Seit 1989 ist der 23. Oktober in Ungarn Nationalfeiertag. Damit wird an den Volksaufstand im Jahr 1956 erinnert. Aber was passierte damals eigentlich genau?
Mit dem Ende des II. Weltkriegs geriet Ungarn in den sowjetischen Einflussbereich. Bei den ersten Nachkriegswahlen erreichten die Kommunisten zwar nur 17%, konnten mit Hilfe der Besatzungsmacht ihre Macht aber nach und nach ausbauen. Die Rote Armee verblieb auch nach dem Abschluss eines Friedensvertrages 1947 im Land. Nach und nach wurde Ungarn zu einem Arbeiter-und-Bauern-Staat „ausgebaut“, war also ein vollständig von der Sowjetunion abhängiger Satellitenstaat, in dem der Außenminister jede seiner Entscheidungen in Moskau abnicken lassen musste.

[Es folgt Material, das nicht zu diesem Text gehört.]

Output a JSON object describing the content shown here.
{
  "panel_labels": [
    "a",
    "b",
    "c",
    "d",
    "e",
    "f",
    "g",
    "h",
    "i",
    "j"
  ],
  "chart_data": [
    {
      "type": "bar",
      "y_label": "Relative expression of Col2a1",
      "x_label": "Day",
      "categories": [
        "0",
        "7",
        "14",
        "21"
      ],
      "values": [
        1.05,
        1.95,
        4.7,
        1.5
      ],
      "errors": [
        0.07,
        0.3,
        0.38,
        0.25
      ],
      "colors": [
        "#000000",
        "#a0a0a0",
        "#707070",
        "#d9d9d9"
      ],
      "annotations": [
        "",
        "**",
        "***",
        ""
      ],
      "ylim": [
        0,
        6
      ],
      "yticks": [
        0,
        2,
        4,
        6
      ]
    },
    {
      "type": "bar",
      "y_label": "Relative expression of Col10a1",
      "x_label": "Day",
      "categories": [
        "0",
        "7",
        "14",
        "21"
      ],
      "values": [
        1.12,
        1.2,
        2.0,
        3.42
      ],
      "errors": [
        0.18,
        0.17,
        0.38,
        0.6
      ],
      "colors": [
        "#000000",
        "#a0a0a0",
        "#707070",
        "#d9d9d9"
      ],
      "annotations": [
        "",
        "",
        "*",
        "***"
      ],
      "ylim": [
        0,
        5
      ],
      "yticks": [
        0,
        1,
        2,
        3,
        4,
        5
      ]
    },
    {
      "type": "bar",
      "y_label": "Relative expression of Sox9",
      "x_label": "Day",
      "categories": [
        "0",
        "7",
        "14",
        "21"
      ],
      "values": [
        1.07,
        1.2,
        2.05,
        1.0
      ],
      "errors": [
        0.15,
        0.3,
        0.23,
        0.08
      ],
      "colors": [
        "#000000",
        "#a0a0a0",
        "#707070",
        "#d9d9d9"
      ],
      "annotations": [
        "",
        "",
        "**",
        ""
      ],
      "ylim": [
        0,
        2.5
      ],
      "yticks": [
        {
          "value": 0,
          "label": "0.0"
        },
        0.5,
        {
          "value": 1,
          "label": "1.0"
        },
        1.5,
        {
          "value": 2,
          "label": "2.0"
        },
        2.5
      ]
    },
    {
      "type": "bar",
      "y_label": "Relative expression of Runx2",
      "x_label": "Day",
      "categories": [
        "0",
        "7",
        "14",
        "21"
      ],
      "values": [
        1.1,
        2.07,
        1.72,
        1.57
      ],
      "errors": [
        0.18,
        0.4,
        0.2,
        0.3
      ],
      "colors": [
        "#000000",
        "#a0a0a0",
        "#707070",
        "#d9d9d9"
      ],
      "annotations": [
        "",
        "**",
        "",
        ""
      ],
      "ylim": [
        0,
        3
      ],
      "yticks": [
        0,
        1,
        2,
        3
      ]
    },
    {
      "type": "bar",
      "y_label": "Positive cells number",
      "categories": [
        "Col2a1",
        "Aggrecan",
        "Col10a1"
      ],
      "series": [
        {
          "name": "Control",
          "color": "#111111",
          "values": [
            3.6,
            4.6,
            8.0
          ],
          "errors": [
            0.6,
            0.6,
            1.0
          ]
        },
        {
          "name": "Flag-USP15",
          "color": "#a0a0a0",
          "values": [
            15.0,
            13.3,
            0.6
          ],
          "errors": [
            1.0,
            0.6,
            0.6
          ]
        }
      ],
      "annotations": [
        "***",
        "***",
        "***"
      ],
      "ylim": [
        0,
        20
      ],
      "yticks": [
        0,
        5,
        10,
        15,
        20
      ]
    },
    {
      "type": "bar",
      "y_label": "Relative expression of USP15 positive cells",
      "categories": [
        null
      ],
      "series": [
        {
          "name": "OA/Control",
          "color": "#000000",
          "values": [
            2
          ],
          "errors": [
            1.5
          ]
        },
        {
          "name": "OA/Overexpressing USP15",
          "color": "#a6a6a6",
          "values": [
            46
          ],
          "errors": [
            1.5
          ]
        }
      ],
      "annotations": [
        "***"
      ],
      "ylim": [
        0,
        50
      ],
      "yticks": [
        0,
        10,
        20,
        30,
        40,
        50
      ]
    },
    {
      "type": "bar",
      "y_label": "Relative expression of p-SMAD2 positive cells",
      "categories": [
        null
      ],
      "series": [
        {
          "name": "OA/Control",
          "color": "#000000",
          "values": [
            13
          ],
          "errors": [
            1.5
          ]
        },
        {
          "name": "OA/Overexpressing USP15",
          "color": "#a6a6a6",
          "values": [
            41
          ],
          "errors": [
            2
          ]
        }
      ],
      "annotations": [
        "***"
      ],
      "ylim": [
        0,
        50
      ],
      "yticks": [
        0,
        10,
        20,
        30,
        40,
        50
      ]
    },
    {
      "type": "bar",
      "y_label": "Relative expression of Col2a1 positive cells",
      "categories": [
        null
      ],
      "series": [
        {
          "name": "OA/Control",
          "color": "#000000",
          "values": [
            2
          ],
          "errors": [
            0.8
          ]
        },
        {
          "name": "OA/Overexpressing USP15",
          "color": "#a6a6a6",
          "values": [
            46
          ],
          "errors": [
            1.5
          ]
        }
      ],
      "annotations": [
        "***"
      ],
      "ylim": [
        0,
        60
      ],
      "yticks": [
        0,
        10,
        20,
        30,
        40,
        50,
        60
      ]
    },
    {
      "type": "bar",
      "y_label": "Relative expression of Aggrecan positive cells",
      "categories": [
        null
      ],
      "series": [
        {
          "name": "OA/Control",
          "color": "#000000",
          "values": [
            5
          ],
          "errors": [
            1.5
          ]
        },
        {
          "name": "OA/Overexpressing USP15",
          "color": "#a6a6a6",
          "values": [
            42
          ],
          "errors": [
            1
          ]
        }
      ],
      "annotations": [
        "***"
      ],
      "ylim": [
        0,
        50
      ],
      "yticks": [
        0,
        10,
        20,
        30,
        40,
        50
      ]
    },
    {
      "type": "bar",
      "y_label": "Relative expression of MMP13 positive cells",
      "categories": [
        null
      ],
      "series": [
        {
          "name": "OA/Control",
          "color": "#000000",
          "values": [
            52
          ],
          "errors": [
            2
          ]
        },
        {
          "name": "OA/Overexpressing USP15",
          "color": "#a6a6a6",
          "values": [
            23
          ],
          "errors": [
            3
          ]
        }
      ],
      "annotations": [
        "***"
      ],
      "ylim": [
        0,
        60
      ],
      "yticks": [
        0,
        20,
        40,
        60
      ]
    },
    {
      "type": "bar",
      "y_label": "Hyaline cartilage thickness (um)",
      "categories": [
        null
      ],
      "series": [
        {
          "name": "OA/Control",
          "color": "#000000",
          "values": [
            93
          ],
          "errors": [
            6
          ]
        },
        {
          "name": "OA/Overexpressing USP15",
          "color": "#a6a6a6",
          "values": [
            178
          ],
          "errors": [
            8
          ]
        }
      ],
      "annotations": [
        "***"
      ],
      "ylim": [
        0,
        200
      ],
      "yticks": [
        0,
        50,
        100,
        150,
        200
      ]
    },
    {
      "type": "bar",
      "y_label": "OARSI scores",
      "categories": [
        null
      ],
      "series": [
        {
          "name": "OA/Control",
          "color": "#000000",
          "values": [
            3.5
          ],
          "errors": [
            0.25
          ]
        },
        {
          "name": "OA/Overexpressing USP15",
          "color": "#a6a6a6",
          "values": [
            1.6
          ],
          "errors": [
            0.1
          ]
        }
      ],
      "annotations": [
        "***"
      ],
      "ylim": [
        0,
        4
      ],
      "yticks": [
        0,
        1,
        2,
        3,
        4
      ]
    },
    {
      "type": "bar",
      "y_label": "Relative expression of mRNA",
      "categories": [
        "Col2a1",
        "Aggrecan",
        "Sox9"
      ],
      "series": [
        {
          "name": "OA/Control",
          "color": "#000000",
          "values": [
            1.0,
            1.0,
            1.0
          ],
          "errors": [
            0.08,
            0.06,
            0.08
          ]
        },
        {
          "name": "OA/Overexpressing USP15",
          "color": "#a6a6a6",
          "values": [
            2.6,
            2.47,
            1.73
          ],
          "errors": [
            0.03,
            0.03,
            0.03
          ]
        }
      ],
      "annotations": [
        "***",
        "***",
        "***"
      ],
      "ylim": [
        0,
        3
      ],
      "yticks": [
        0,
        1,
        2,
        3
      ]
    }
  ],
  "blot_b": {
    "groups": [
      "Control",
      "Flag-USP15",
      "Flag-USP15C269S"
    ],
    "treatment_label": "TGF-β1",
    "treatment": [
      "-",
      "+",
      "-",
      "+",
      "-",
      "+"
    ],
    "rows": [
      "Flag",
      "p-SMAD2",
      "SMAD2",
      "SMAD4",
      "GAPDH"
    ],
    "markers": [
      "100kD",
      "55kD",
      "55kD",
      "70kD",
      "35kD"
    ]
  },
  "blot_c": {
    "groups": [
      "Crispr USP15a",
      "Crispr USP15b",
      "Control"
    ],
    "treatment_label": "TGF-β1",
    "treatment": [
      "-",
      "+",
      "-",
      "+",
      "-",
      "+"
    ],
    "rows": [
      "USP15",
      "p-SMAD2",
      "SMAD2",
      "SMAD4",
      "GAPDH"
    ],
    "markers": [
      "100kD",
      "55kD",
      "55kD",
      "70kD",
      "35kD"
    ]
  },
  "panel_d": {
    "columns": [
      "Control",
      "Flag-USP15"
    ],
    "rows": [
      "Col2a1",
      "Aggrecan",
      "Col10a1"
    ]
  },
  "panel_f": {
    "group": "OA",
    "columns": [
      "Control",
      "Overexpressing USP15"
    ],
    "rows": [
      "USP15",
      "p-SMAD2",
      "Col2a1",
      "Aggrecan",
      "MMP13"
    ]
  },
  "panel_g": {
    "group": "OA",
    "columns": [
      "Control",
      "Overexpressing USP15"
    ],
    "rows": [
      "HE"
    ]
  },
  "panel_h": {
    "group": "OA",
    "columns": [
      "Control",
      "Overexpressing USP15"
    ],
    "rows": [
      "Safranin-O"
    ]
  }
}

Ähnlich wie in der UdSSR um Stalin entwickelte sich um dessen „besten Schüler“, den ungarischen Ministerpräsidenten Mátyás Rákosi ein Personenkult. Nach Stalins Tod setzte auch in Ungarn eine Reformbewegung ein. Ab Juli 1953 war Imre Nagy erstmals Ministerpräsident und erreichte mit seinen Reformen einen Anstieg des Lebensstandards. Allerdings verlor er den Machtkampf an der Spitze und trat im April 1955 zurück. Mit dem Einsetzen der Entstalinisierung 1956 rumorte es auch in Ungarn immer mehr, vor allem an den Universitäten wurden Freiheitsrechte, Parlamentismus und nationale Unabhängigkeit gefordert. Die Studenten der TU Budapest stellten am 22. Oktober 1956 einen Forderungskatalog zusammen und brachten ihn an andere Hochschulen, in Betriebe und Behörden, um ihn bekannt zu machen. Allerdings verweigerte der ungarische Rundfunk eine Veröffentlichung.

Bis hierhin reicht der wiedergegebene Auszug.